Des nationalistes russes rejoignent aussi les séparatistes du Donbass. Il s’agit par exemple d’Ian Petrovsky, membre du Mouvement impérial russe, qui se rend dans le Donbass en 2014 et fonde l’unité paramilitaire Roussitch. Plus généralement, certains de mes contacts ont indiqué que les services spéciaux russes approchaient des militants nationalistes, y compris en prison, pour combattre dans le Donbass, bien avant l’invasion à grande échelle de 2022.

Un volontaire que j’ai rencontré a souligné certaines tensions autour de l’engagement de ces nationalistes russes dans le Donbass  : méfiance réciproque entre ces militants et les autorités séparatistes, plutôt nostalgiques du communisme ; manque de soutien et de reconnaissance de l’État russe, par exemple en cas de décès ou de blessure.

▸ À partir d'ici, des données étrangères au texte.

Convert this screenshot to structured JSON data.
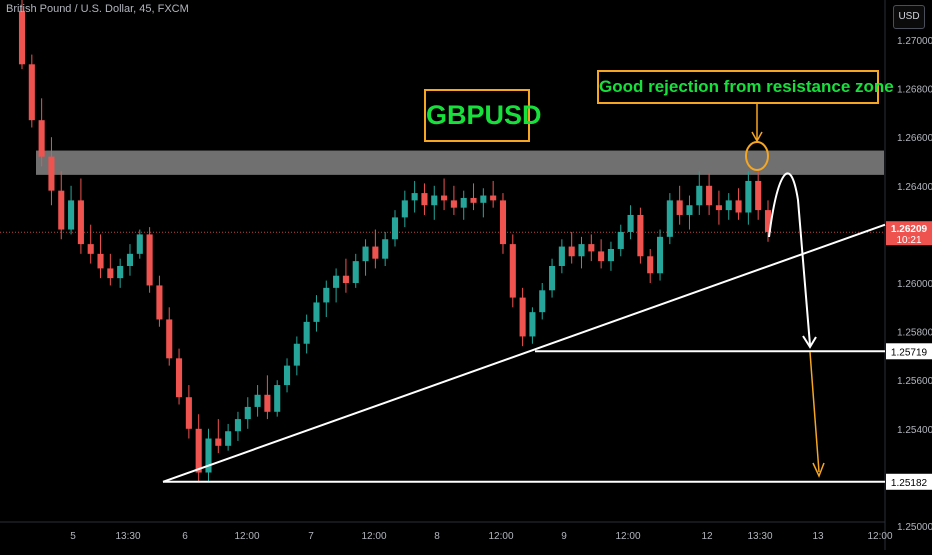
{
  "header": {
    "symbol_line": "British Pound / U.S. Dollar, 45, FXCM"
  },
  "price_axis": {
    "currency_label": "USD",
    "tick_labels": [
      "1.27000",
      "1.26800",
      "1.26600",
      "1.26400",
      "1.26200",
      "1.26000",
      "1.25800",
      "1.25600",
      "1.25400",
      "1.25200",
      "1.25000"
    ]
  },
  "time_axis": {
    "tick_labels": [
      "5",
      "13:30",
      "6",
      "12:00",
      "7",
      "12:00",
      "8",
      "12:00",
      "9",
      "12:00",
      "12",
      "13:30",
      "13",
      "12:00"
    ]
  },
  "annotations": {
    "ticker_box": "GBPUSD",
    "note_box": "Good rejection from resistance zone"
  },
  "price_labels": {
    "current": "1.26209",
    "countdown": "10:21",
    "level_1": "1.25719",
    "level_2": "1.25182"
  },
  "colors": {
    "background": "#000000",
    "bull": "#26a69a",
    "bear": "#ef5350",
    "resistance_zone": "#8c8c8c",
    "annotation_border": "#f5a623",
    "annotation_text": "#17e03c",
    "price_line": "#ef5350"
  },
  "chart_data": {
    "type": "candlestick",
    "y_range": [
      1.249,
      1.272
    ],
    "resistance_zone": [
      1.26445,
      1.26545
    ],
    "current_price": 1.26209,
    "support_level": 1.25719,
    "target_level": 1.25182,
    "trendline": {
      "from": 1.25182,
      "to": 1.2624
    },
    "candles": [
      [
        1.2712,
        1.2722,
        1.2688,
        1.269
      ],
      [
        1.269,
        1.2694,
        1.2664,
        1.2667
      ],
      [
        1.2667,
        1.2676,
        1.2648,
        1.2652
      ],
      [
        1.2652,
        1.266,
        1.2632,
        1.2638
      ],
      [
        1.2638,
        1.2646,
        1.2618,
        1.2622
      ],
      [
        1.2622,
        1.264,
        1.262,
        1.2634
      ],
      [
        1.2634,
        1.2643,
        1.2612,
        1.2616
      ],
      [
        1.2616,
        1.2624,
        1.2608,
        1.2612
      ],
      [
        1.2612,
        1.262,
        1.2602,
        1.2606
      ],
      [
        1.2606,
        1.2612,
        1.2599,
        1.2602
      ],
      [
        1.2602,
        1.261,
        1.2598,
        1.2607
      ],
      [
        1.2607,
        1.2616,
        1.2603,
        1.2612
      ],
      [
        1.2612,
        1.2622,
        1.261,
        1.262
      ],
      [
        1.262,
        1.2623,
        1.2596,
        1.2599
      ],
      [
        1.2599,
        1.2603,
        1.2582,
        1.2585
      ],
      [
        1.2585,
        1.259,
        1.2566,
        1.2569
      ],
      [
        1.2569,
        1.2573,
        1.255,
        1.2553
      ],
      [
        1.2553,
        1.2558,
        1.2536,
        1.254
      ],
      [
        1.254,
        1.2546,
        1.2518,
        1.2522
      ],
      [
        1.2522,
        1.254,
        1.2518,
        1.2536
      ],
      [
        1.2536,
        1.2544,
        1.253,
        1.2533
      ],
      [
        1.2533,
        1.2542,
        1.2531,
        1.2539
      ],
      [
        1.2539,
        1.2547,
        1.2535,
        1.2544
      ],
      [
        1.2544,
        1.2553,
        1.254,
        1.2549
      ],
      [
        1.2549,
        1.2558,
        1.2545,
        1.2554
      ],
      [
        1.2554,
        1.2562,
        1.2544,
        1.2547
      ],
      [
        1.2547,
        1.256,
        1.2545,
        1.2558
      ],
      [
        1.2558,
        1.2569,
        1.2555,
        1.2566
      ],
      [
        1.2566,
        1.2578,
        1.2562,
        1.2575
      ],
      [
        1.2575,
        1.2587,
        1.2571,
        1.2584
      ],
      [
        1.2584,
        1.2595,
        1.258,
        1.2592
      ],
      [
        1.2592,
        1.2601,
        1.2586,
        1.2598
      ],
      [
        1.2598,
        1.2606,
        1.2592,
        1.2603
      ],
      [
        1.2603,
        1.261,
        1.2596,
        1.26
      ],
      [
        1.26,
        1.2612,
        1.2598,
        1.2609
      ],
      [
        1.2609,
        1.2618,
        1.2603,
        1.2615
      ],
      [
        1.2615,
        1.2622,
        1.2606,
        1.261
      ],
      [
        1.261,
        1.2621,
        1.2607,
        1.2618
      ],
      [
        1.2618,
        1.263,
        1.2615,
        1.2627
      ],
      [
        1.2627,
        1.2638,
        1.2623,
        1.2634
      ],
      [
        1.2634,
        1.2642,
        1.2629,
        1.2637
      ],
      [
        1.2637,
        1.2641,
        1.2628,
        1.2632
      ],
      [
        1.2632,
        1.264,
        1.2626,
        1.2636
      ],
      [
        1.2636,
        1.2643,
        1.263,
        1.2634
      ],
      [
        1.2634,
        1.264,
        1.2628,
        1.2631
      ],
      [
        1.2631,
        1.2638,
        1.2626,
        1.2635
      ],
      [
        1.2635,
        1.2641,
        1.263,
        1.2633
      ],
      [
        1.2633,
        1.2639,
        1.2627,
        1.2636
      ],
      [
        1.2636,
        1.2642,
        1.2631,
        1.2634
      ],
      [
        1.2634,
        1.2637,
        1.2612,
        1.2616
      ],
      [
        1.2616,
        1.262,
        1.259,
        1.2594
      ],
      [
        1.2594,
        1.2598,
        1.2574,
        1.2578
      ],
      [
        1.2578,
        1.259,
        1.2575,
        1.2588
      ],
      [
        1.2588,
        1.26,
        1.2585,
        1.2597
      ],
      [
        1.2597,
        1.261,
        1.2594,
        1.2607
      ],
      [
        1.2607,
        1.2618,
        1.2604,
        1.2615
      ],
      [
        1.2615,
        1.2621,
        1.2608,
        1.2611
      ],
      [
        1.2611,
        1.2619,
        1.2606,
        1.2616
      ],
      [
        1.2616,
        1.262,
        1.2609,
        1.2613
      ],
      [
        1.2613,
        1.2618,
        1.2606,
        1.2609
      ],
      [
        1.2609,
        1.2617,
        1.2605,
        1.2614
      ],
      [
        1.2614,
        1.2624,
        1.2611,
        1.2621
      ],
      [
        1.2621,
        1.2632,
        1.2618,
        1.2628
      ],
      [
        1.2628,
        1.2631,
        1.2608,
        1.2611
      ],
      [
        1.2611,
        1.2614,
        1.26,
        1.2604
      ],
      [
        1.2604,
        1.2622,
        1.2601,
        1.2619
      ],
      [
        1.2619,
        1.2637,
        1.2616,
        1.2634
      ],
      [
        1.2634,
        1.264,
        1.2624,
        1.2628
      ],
      [
        1.2628,
        1.2636,
        1.2622,
        1.2632
      ],
      [
        1.2632,
        1.2646,
        1.2628,
        1.264
      ],
      [
        1.264,
        1.2645,
        1.2628,
        1.2632
      ],
      [
        1.2632,
        1.2638,
        1.2624,
        1.263
      ],
      [
        1.263,
        1.2637,
        1.2626,
        1.2634
      ],
      [
        1.2634,
        1.2639,
        1.2626,
        1.2629
      ],
      [
        1.2629,
        1.2646,
        1.2624,
        1.2642
      ],
      [
        1.2642,
        1.2646,
        1.2626,
        1.263
      ],
      [
        1.263,
        1.2634,
        1.2617,
        1.2621
      ]
    ]
  }
}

Ces tendances continuent aujourd’hui, mais on observe un changement d’acteurs. Un certain nombre d’entre eux, actifs pendant le conflit dans le Donbass, ne le sont plus aujourd’hui. Certains sont en prison comme Ian Petrovsky, détenu en Finlande pour crimes de guerre, tout comme Igor Guirkine, condamné à quatre ans de prison en 2024 pour « appels à commettre des actes extrémistes » après avoir critiqué Vladimir Poutine et l’armée, alors qu’il était l’un des principaux leaders des volontaires dans le Donbass. J’ai également constaté que des militants nationalistes qui avaient soutenu l’annexion de la Crimée et les séparatistes du Donbass se sont prononcés contre la guerre, y voyant un conflit fratricide entre Slaves. Ils se sont ensuite retirés de la vie publique. Il faut bien sûr évoquer la mort d’Evgueni Prigojine et la dissolution de Wagner. 

Ce qu’il est intéressant de constater, surtout du côté russe, c’est la répression et la disparition d’acteurs majeurs. Lorsqu’ils sont trop gênants ou deviennent inutiles, on se « débarrasse » d’eux, purement et simplement.

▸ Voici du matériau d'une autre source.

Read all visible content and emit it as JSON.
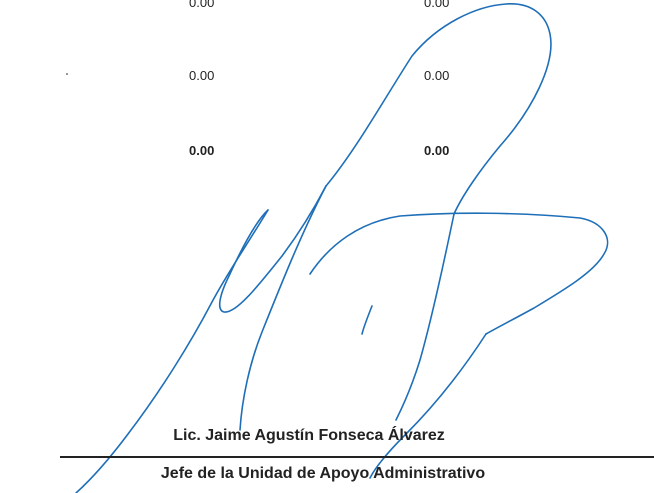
{
  "values": {
    "row1": [
      "0.00",
      "0.00"
    ],
    "row2": [
      "0.00",
      "0.00"
    ],
    "total": [
      "0.00",
      "0.00"
    ]
  },
  "signature": {
    "signer_name": "Lic. Jaime Agustín Fonseca Álvarez",
    "signer_title": "Jefe de la Unidad de Apoyo Administrativo",
    "ink_color": "#1f6fb8"
  }
}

Les acteurs nationalistes russes aujourd’hui au premier plan de la guerre proviennent de milieux différents. Les blogueurs pro-guerre russes sont souvent issus des milieux médiatiques ou militaires. Par exemple, Semyon Pegov (WarGonzo) a été reporter de guerre dans divers conflits post-soviétiques. Du côté des nationalistes russes combattant avec l’Ukraine, on cite en effet beaucoup le Corps des volontaires russes. Son fondateur, Denis Kapoustine, est un Russe qui a vécu en Allemagne et s’est installé en Ukraine en 2017. Avant cela, il était essentiellement connu dans le monde du MMA et pour sa marque de vêtements WhiteRex.

Il est difficile de dire si le pouvoir russe encourage les violences anti-immigrés, mais il crée en tout cas un climat qui les justifie.

Rodolphe Droalin

Dans la Russie d’après Poutine, les ultra-nationalistes auraient-ils une chance de peser dans les affrontements politiques qui pourraient s’ensuivre  ? Existe-t-il dans leurs rangs des milices susceptibles de jouer un rôle si ces affrontements dégénéraient en une véritable guerre civile ou un conflit ouvert de divers groupes avec l’État russe  ? 

Au cours de mon enquête de terrain, j’ai rencontré des militants néonazis qui affirmaient s’entraîner au combat dans la perspective d’une crise grave en Russie.

J’ai pu les voir partager sur Telegram des actions commises par leurs  camarades. Mais ces actions restent limitées — elles peuvent par exemple consister à mettre le feu à une voiture portant le sigle pro-guerre « Z ».

En 2023, la police russe a annoncé avoir démantelé des cellules néonazies russes qui préparaient des actes violents contre l’État.

Cette annonce s’inscrit indéniablement dans les opérations de propagande des autorités russes, mais des arrestations ont été confirmées par certains de leurs camarades sur Telegram.

Ces groupes, même s’ils sont entraînés et déterminés, restent peu nombreux et leur influence politique est très faible — de manière générale, il n’y a quasiment plus de leader actif qui pourrait diriger l’opposition nationaliste sur le sol russe.

À mon sens, le danger pour le régime viendrait plutôt des blogueurs pro-guerre critiques à l’égard du pouvoir et des vétérans. Si une crise violente se déclarait demain en Russie, ce sont eux qui disposent de la légitimité, de l’audience et du savoir-faire pour tenter de s’emparer du pouvoir.

Sources
  1. Le récent « Rapport Karaganov » désignait les « vlassoviens » de la Seconde Guerre mondiale et « leurs successeurs actuels » comme « la lie et la honte du peuple », indignes d’être considérés comme des Russes.